Fusion Fuzz is a scalable, semantic fuzzer designed to uncover deep bugs in language processors (compilers and interpreters) such as Rust, Swift, CPython, and more.

Unlike traditional grammar-based fuzzers (which generate code from scratch) or mutation-based fuzzers (which flip bits blindly), Fusion Fuzz operates at a higher semantic level. It generates high-quality inputs by fusing two or more valid, pre-existing unit tests (seeds) via dataflow interleaving — producing novel programs that exercise complex interactions the original tests never reached individually.

Supported Projects

Project Status Notes
PHP Supported ASAN/UBSan-instrumented build; full driver & mutation
CPython Supported ASAN-instrumented build; full driver & mutation
Swift Supported Official nightly build; driver and parser functional; ASan not yet enabled
MLIR Supported Official nightly build; driver and parser functional
Rust Supported Official nightly build; driver and parser functional
Go Supported Official nightly build; driver and parser functional
Lean Experimental Driver functional; limited seed corpus
WGSL Experimental Naga/wgslc driver; limited testing
JavaScript Planned Not yet integrated
SQL Planned Parser stub only

Bugs Found

Bugs found by Fusion Fuzz are tracked at https://fusion-fuzz.github.io (updated periodically).

Setup & Usage

Prerequisites

apt install -y git-lfs docker.io
pip install -r requirements.txt

Running the Fuzzer

All targets run inside Docker to protect host integrity. The pattern is the same for every project:

# 1. Build the Docker image for your target
cd ./projects/<name>
docker build -t fusion-fuzz-<name> .
cd ../..

# 2. Start a container with the repo mounted
docker run --name fuzz-<name> -dit -m 24g \
  -v .:/home/fuzz/WorkSpace/fusion-fuzz \
  fusion-fuzz-<name>:latest

# 3. Enter the container and start fuzzing
docker exec -it fuzz-<name> bash
cd /home/fuzz/WorkSpace/fusion-fuzz
python3 main.py --project <name> --setup --bug-corpus

Memory limit: Set -m to a value appropriate for your machine (e.g. -m 16g).

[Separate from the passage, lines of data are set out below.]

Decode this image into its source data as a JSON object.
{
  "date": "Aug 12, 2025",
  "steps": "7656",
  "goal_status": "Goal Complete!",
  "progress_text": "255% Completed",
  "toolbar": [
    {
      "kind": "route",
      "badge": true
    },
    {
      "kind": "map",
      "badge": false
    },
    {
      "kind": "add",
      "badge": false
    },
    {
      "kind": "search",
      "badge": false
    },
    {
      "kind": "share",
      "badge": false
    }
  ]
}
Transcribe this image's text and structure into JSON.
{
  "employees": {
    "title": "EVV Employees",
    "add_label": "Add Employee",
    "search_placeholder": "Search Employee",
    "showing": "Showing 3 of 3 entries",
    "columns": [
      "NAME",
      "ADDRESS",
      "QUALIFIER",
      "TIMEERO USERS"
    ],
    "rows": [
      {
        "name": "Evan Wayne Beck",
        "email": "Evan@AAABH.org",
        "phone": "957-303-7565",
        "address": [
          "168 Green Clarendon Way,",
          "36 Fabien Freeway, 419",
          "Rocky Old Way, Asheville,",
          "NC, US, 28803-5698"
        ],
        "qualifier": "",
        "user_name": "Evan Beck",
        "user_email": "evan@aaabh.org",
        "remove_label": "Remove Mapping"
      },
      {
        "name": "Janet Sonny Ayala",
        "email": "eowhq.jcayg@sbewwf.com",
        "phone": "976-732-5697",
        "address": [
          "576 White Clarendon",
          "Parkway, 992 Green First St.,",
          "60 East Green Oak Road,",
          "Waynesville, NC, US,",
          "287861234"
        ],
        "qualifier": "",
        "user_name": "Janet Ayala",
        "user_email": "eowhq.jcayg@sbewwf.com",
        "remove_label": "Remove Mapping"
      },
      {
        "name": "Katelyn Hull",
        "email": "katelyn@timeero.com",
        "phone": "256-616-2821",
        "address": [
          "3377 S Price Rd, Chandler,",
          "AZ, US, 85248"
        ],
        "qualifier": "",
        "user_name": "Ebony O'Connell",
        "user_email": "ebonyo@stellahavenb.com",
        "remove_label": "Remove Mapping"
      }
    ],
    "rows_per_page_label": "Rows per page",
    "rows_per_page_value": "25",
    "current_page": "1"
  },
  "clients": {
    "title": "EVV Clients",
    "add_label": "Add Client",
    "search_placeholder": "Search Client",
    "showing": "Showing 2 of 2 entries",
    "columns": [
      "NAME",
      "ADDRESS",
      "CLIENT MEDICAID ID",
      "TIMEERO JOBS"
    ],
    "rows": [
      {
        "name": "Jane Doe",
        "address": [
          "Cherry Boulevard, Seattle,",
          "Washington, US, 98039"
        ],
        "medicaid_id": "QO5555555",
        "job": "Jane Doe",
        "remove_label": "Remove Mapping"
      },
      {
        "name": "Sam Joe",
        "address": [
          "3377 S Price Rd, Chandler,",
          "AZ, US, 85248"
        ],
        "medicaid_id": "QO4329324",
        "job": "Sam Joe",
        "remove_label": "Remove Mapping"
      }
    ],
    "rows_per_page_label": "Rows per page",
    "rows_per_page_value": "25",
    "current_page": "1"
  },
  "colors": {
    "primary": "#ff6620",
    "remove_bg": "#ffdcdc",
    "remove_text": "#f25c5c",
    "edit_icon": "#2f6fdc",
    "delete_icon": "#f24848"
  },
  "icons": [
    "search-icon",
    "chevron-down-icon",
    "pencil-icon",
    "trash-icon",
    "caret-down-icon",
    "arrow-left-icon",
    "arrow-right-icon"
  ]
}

This prevents OOM crashes caused by unbounded fuzzing programs.

Project-specific notes are below.


PHP

cd ./projects/php && docker build -t fusion-fuzz-php . && cd ../..
docker run --name fuzz-php -dit -m 24g -v .:/home/fuzz/WorkSpace/fusion-fuzz fusion-fuzz-php:latest
docker exec -it fuzz-php bash -c "cd /home/fuzz/WorkSpace/fusion-fuzz && python3 main.py --project php --setup --bug-corpus"

CPython

cd ./projects/cpython && docker build -t fusion-fuzz-cpython . && cd ../..
docker run --name fuzz-cpython -dit -m 24g -v .:/home/fuzz/WorkSpace/fusion-fuzz fusion-fuzz-cpython:latest
docker exec -it fuzz-cpython bash -c "cd /home/fuzz/WorkSpace/fusion-fuzz && python3 main.py --project cpython --setup --bug-corpus"

Swift

cd ./projects/swift && docker build -t fusion-fuzz-swift . && cd ../..
docker run --name fuzz-swift -dit -m 24g -v .:/home/fuzz/WorkSpace/fusion-fuzz fusion-fuzz-swift:latest
docker exec -it fuzz-swift bash -c "cd /home/fuzz/WorkSpace/fusion-fuzz && python3 main.py --project swift --setup --bug-corpus"

MLIR

cd ./projects/mlir && docker build -t fusion-fuzz-mlir . && cd ../..
docker run --name fuzz-mlir -dit -m 24g -v .:/home/fuzz/WorkSpace/fusion-fuzz fusion-fuzz-mlir:latest
docker exec -it fuzz-mlir bash -c "cd /home/fuzz/WorkSpace/fusion-fuzz && python3 main.py --project mlir --setup --bug-corpus"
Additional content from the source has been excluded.